Nell’Ucraina rurale Zhanna Kadyrova realizza Palianytsia, un progetto a sostegno delle organizzazioni di volontari a Kiev

L'artista, che ha partecipato anche alla 58esima Biennale di Venezia, presenta in Ucraina un progetto dal forte valore simbolico

Zhanna Kadyrova, nata in Brovary in Ucraina, negli ultimi venti anni ha ottenuto riconoscimenti e premi internazionali. Tra questi, merita di essere ricordata la sua presenza all’Esposizione Internazionale della 58° Biennale di Venezia curata da Ralph Rugoff e quella alla Biennale Grafica di Lubiana, curata da Slavs and Tatars. Molte delle sue riflessioni sono legate a temi geopolitici e strettamente connessi alle questioni contemporanee del suo paese. Il lavoro della giovane Kadyrova è infatti estremamente attuale e fin dall’inizio contro la tradizione del mosaico sovietico. Possiamo citare Experiments del 2014, una serie di foto panoramiche di Kiev con macchie realizzate con acido nitrico che vengono visivamente associate alla presenza di esplosioni, o anche Behind a fence del 2014, nato nella penisola di Biryuchy nell’estate 2014 quando la tematica dei muri e delle recinzioni ha ripreso a diffondersi nell’ex Unione Sovietica e sono nati nuovi confini tra l’Ucraina e la Crimea; ma si pensi anche a Monumental propaganda del 2013, Crowd  del 2012 e Unitled del 2014.

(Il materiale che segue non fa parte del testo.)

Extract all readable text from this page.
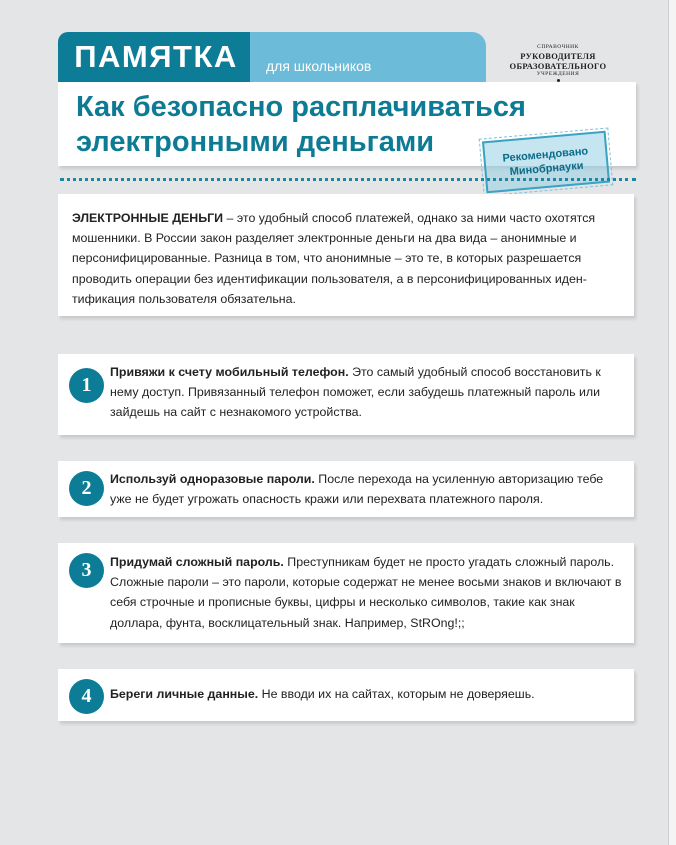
ПАМЯТКА для школьников
СПРАВОЧНИК
РУКОВОДИТЕЛЯ
ОБРАЗОВАТЕЛЬНОГО
УЧРЕЖДЕНИЯ
Как безопасно расплачиваться
электронными деньгами	Рекомендовано
Минобрнауки
ЭЛЕКТРОННЫЕ ДЕНЬГИ – это удобный способ платежей, однако за ними часто охотятся мошенники. В России закон разделяет электронные деньги на два вида – анонимные и персонифицированные. Разница в том, что анонимные – это те, в которых разрешается проводить операции без идентификации пользователя, а в персонифицированных идентификация пользователя обязательна.
1
Привяжи к счету мобильный телефон. Это самый удобный способ восстановить к нему доступ. Привязанный телефон поможет, если забудешь платежный пароль или зайдешь на сайт с незнакомого устройства.
2 Используй одноразовые пароли. После перехода на усиленную авторизацию тебе уже не будет угрожать опасность кражи или перехвата платежного пароля.
3 Придумай сложный пароль. Преступникам будет не просто угадать сложный пароль. Сложные пароли – это пароли, которые содержат не менее восьми знаков и включают в себя строчные и прописные буквы, цифры и несколько символов, такие как знак доллара, фунта, восклицательный знак. Например, StROng!;;
4 Береги личные данные. Не вводи их на сайтах, которым не доверяешь.
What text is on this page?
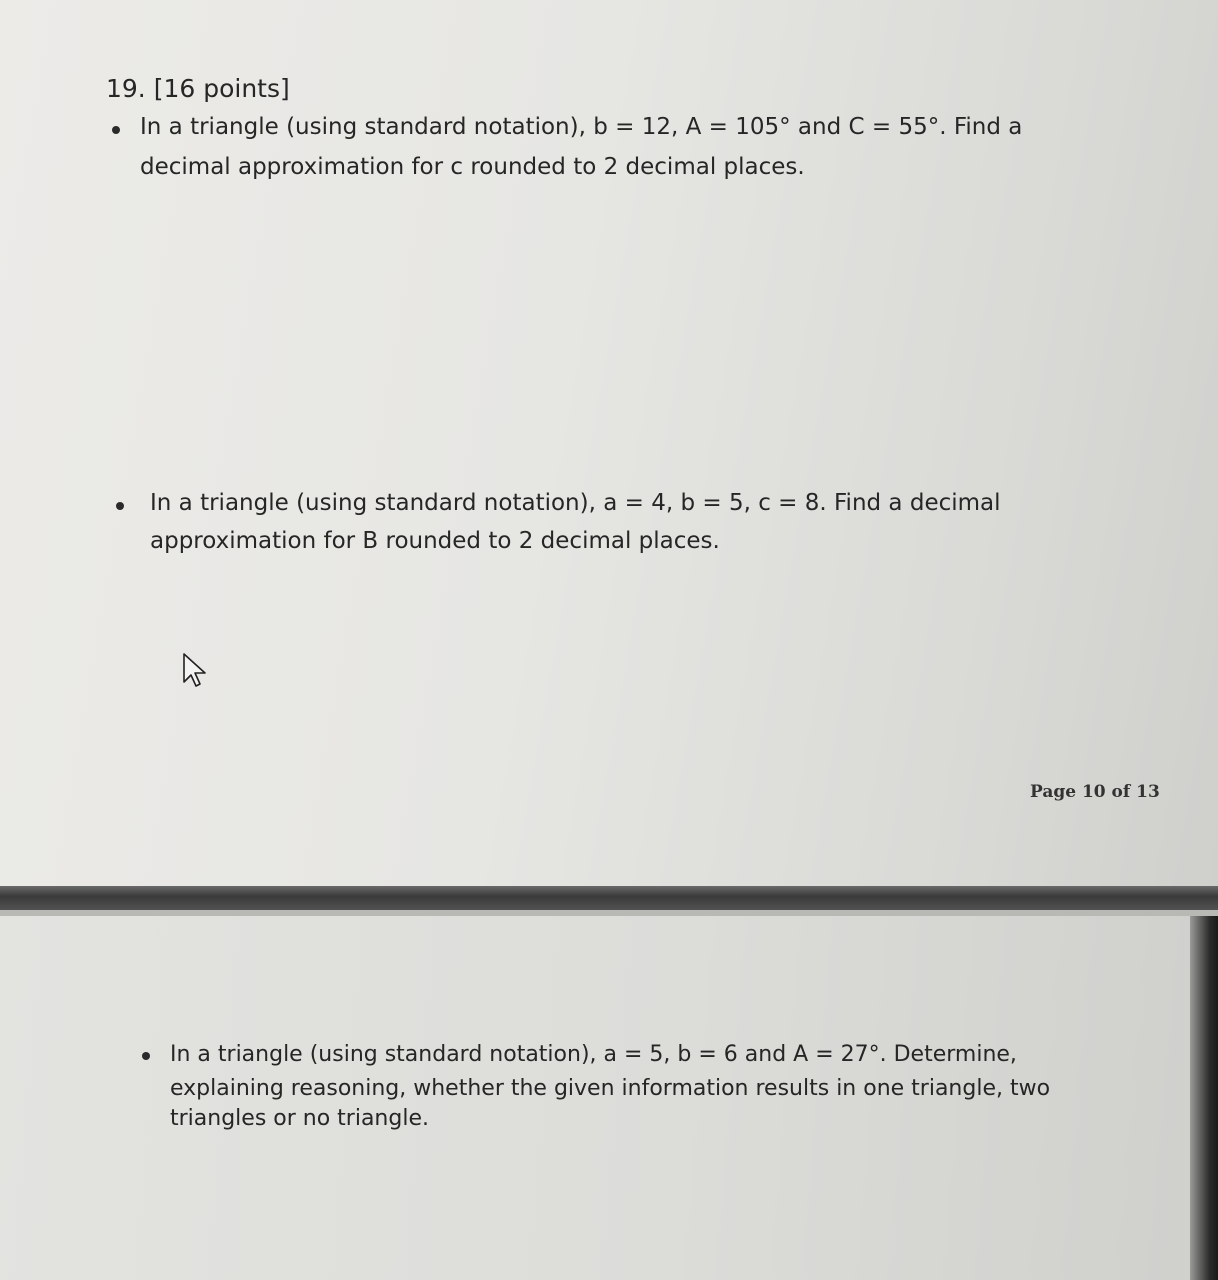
19. [16 points]
In a triangle (using standard notation), b = 12, A = 105° and C = 55°. Find a
decimal approximation for c rounded to 2 decimal places.
In a triangle (using standard notation), a = 4, b = 5, c = 8. Find a decimal
approximation for B rounded to 2 decimal places.
Page 10 of 13
In a triangle (using standard notation), a = 5, b = 6 and A = 27°. Determine,
explaining reasoning, whether the given information results in one triangle, two
triangles or no triangle.
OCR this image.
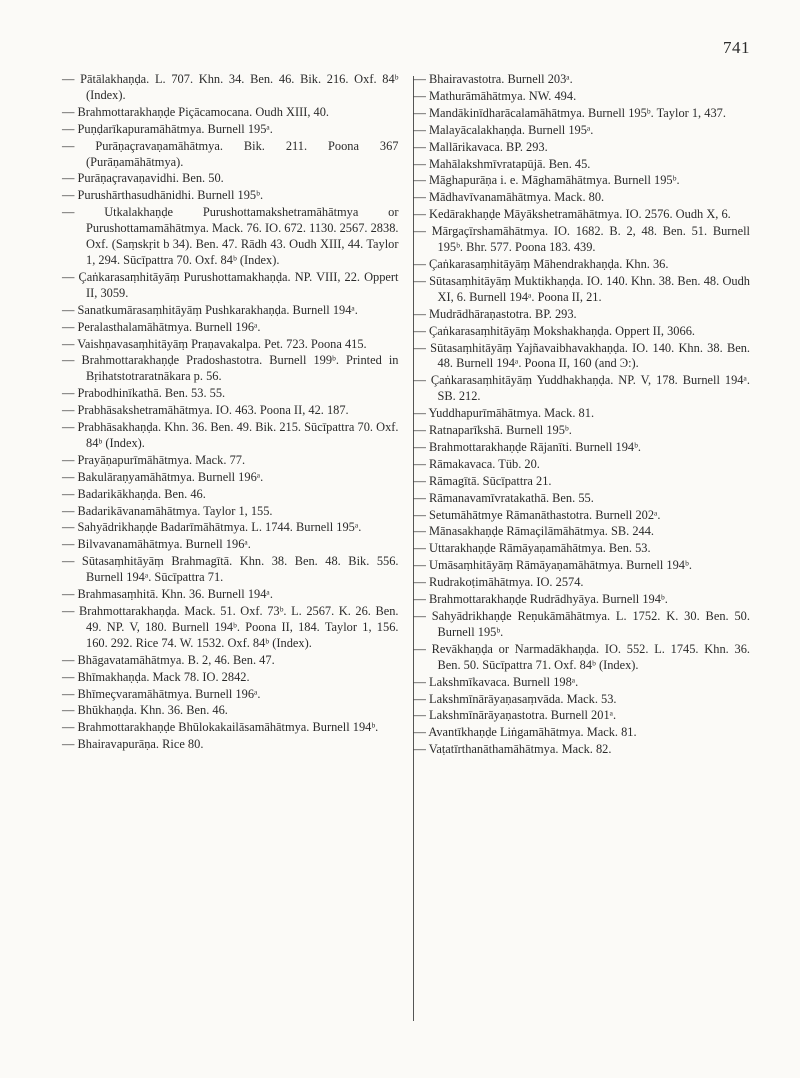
741
— Pātālakhaṇḍa. L. 707. Khn. 34. Ben. 46. Bik. 216. Oxf. 84ᵇ (Index).
— Brahmottarakhaṇḍe Piçācamocana. Oudh XIII, 40.
— Puṇḍarīkapuramāhātmya. Burnell 195ᵃ.
— Purāṇaçravaṇamāhātmya. Bik. 211. Poona 367 (Purāṇamāhātmya).
— Purāṇaçravaṇavidhi. Ben. 50.
— Purushārthasudhānidhi. Burnell 195ᵇ.
— Utkalakhaṇḍe Purushottamakshetramāhātmya or Purushottamamāhātmya. Mack. 76. IO. 672. 1130. 2567. 2838. Oxf. (Saṃskṛit b 34). Ben. 47. Rādh 43. Oudh XIII, 44. Taylor 1, 294. Sūcīpattra 70. Oxf. 84ᵇ (Index).
— Çaṅkarasaṃhitāyāṃ Purushottamakhaṇḍa. NP. VIII, 22. Oppert II, 3059.
— Sanatkumārasaṃhitāyāṃ Pushkarakhaṇḍa. Burnell 194ᵃ.
— Peralasthalamāhātmya. Burnell 196ᵃ.
— Vaishṇavasaṃhitāyāṃ Praṇavakalpa. Pet. 723. Poona 415.
— Brahmottarakhaṇḍe Pradoshastotra. Burnell 199ᵇ. Printed in Bṛihatstotraratnākara p. 56.
— Prabodhinīkathā. Ben. 53. 55.
— Prabhāsakshetramāhātmya. IO. 463. Poona II, 42. 187.
— Prabhāsakhaṇḍa. Khn. 36. Ben. 49. Bik. 215. Sūcīpattra 70. Oxf. 84ᵇ (Index).
— Prayāṇapurīmāhātmya. Mack. 77.
— Bakulāraṇyamāhātmya. Burnell 196ᵃ.
— Badarikākhaṇḍa. Ben. 46.
— Badarikāvanamāhātmya. Taylor 1, 155.
— Sahyādrikhaṇḍe Badarīmāhātmya. L. 1744. Burnell 195ᵃ.
— Bilvavanamāhātmya. Burnell 196ᵃ.
— Sūtasaṃhitāyāṃ Brahmagītā. Khn. 38. Ben. 48. Bik. 556. Burnell 194ᵃ. Sūcīpattra 71.
— Brahmasaṃhitā. Khn. 36. Burnell 194ᵃ.
— Brahmottarakhaṇḍa. Mack. 51. Oxf. 73ᵇ. L. 2567. K. 26. Ben. 49. NP. V, 180. Burnell 194ᵇ. Poona II, 184. Taylor 1, 156. 160. 292. Rice 74. W. 1532. Oxf. 84ᵇ (Index).
— Bhāgavatamāhātmya. B. 2, 46. Ben. 47.
— Bhīmakhaṇḍa. Mack 78. IO. 2842.
— Bhīmeçvaramāhātmya. Burnell 196ᵃ.
— Bhūkhaṇḍa. Khn. 36. Ben. 46.
— Brahmottarakhaṇḍe Bhūlokakailāsamāhātmya. Burnell 194ᵇ.
— Bhairavapurāṇa. Rice 80.
— Bhairavastotra. Burnell 203ᵃ.
— Mathurāmāhātmya. NW. 494.
— Mandākinīdharācalamāhātmya. Burnell 195ᵇ. Taylor 1, 437.
— Malayācalakhaṇḍa. Burnell 195ᵃ.
— Mallārikavaca. BP. 293.
— Mahālakshmīvratapūjā. Ben. 45.
— Māghapurāṇa i. e. Māghamāhātmya. Burnell 195ᵇ.
— Mādhavīvanamāhātmya. Mack. 80.
— Kedārakhaṇḍe Māyākshetramāhātmya. IO. 2576. Oudh X, 6.
— Mārgaçīrshamāhātmya. IO. 1682. B. 2, 48. Ben. 51. Burnell 195ᵇ. Bhr. 577. Poona 183. 439.
— Çaṅkarasaṃhitāyāṃ Māhendrakhaṇḍa. Khn. 36.
— Sūtasaṃhitāyāṃ Muktikhaṇḍa. IO. 140. Khn. 38. Ben. 48. Oudh XI, 6. Burnell 194ᵃ. Poona II, 21.
— Mudrādhāraṇastotra. BP. 293.
— Çaṅkarasaṃhitāyāṃ Mokshakhaṇḍa. Oppert II, 3066.
— Sūtasaṃhitāyāṃ Yajñavaibhavakhaṇḍa. IO. 140. Khn. 38. Ben. 48. Burnell 194ᵃ. Poona II, 160 (and Ͽ:).
— Çaṅkarasaṃhitāyāṃ Yuddhakhaṇḍa. NP. V, 178. Burnell 194ᵃ. SB. 212.
— Yuddhapurīmāhātmya. Mack. 81.
— Ratnaparīkshā. Burnell 195ᵇ.
— Brahmottarakhaṇḍe Rājanīti. Burnell 194ᵇ.
— Rāmakavaca. Tüb. 20.
— Rāmagītā. Sūcīpattra 21.
— Rāmanavamīvratakathā. Ben. 55.
— Setumāhātmye Rāmanāthastotra. Burnell 202ᵃ.
— Mānasakhaṇḍe Rāmaçilāmāhātmya. SB. 244.
— Uttarakhaṇḍe Rāmāyaṇamāhātmya. Ben. 53.
— Umāsaṃhitāyāṃ Rāmāyaṇamāhātmya. Burnell 194ᵇ.
— Rudrakoṭimāhātmya. IO. 2574.
— Brahmottarakhaṇḍe Rudrādhyāya. Burnell 194ᵇ.
— Sahyādrikhaṇḍe Reṇukāmāhātmya. L. 1752. K. 30. Ben. 50. Burnell 195ᵇ.
— Revākhaṇḍa or Narmadākhaṇḍa. IO. 552. L. 1745. Khn. 36. Ben. 50. Sūcīpattra 71. Oxf. 84ᵇ (Index).
— Lakshmīkavaca. Burnell 198ᵃ.
— Lakshmīnārāyaṇasaṃvāda. Mack. 53.
— Lakshmīnārāyaṇastotra. Burnell 201ᵃ.
— Avantīkhaṇḍe Liṅgamāhātmya. Mack. 81.
— Vaṭatīrthanāthamāhātmya. Mack. 82.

Il suo ultimo progetto Palianytsia è stato realizzato all’interno della sua casa nell’Ucraina rurale, che l’artista ha usato temporaneamente come abitazione al riparo dai bombardamenti. L’esposizione prevede la presenza di sassi di fiume raccolti da Zhanna Kadyrova e presentati come una pietanza sul tavolo. Il pane assume però un significato particolare, strettamente legato alla guerra in Ucraina: Palianytsia è infatti la parola ucraina che significa “pane”, presto diventata uno shibboleth, ovvero un modo per distinguere con certezza gli occupanti russi che non sono in grado di pronunciarla correttamente. Per citare Zhanna, “per le prime 2 settimane di guerra mi è sembrato che l’arte fosse un sogno, che tutti i vent’anni della mia vita professionale fossero solo qualcosa che avevo visto mentre dormivo, che l’arte fosse assolutamente impotente ed effimera rispetto alla spietata macchina militare distruggere città pacifiche e vite umane. Ora non la penso più così: vedo che ogni gesto artistico ci rende visibili e fa sentire le nostre voci”.

I lavori che hanno reso maggiormente nota Zhanna Kadyrova anche sulla scena internazionale sono quelli che includono l’uso di materiali di recupero come le piastrelle degli edifici. Questo materiale è molto durevole e mette in relazione la scultura creata con l’edificio nel quale era utilizzato in precedenza. Alla Biennale d’Arte di Venezia del 2019, May you live in interesting time, Zhanna Kadyrova ha presentato Second hand allestito nello spazio dei giardini della Biennale, abiti appesi o indossati dai manichini sono stati realizzati con piastrelle di un hotel di Venezia, l’Hotel All’Angelo che ha una lunga storia di sostegno agli artisti, e Market con il quale l’artista ha ricreato un vero e proprio mercatino con la frutta e i fiori di vari materiali, come la pietra naturale e il cemento, ma soprattutto con i mosaici. I lavori creati con questa tecnica sono presenti però fin dagli esordi di Zhanna come possiamo notare nei progetti Diamonds dal 2006 al 2011, Trash monuments dal 2005 al 2009, Calculation del 2009 e Tolya, the plumber del 2004-2005, la prima scultura in piastrelle di Kadyrova in cui l’artista usa per la prima volta metaforicamente la materia trasformando il soggetto della scultura nella sua forma: l’idraulico è fatto dello stesso materiale con cui si guadagnerebbe da vivere.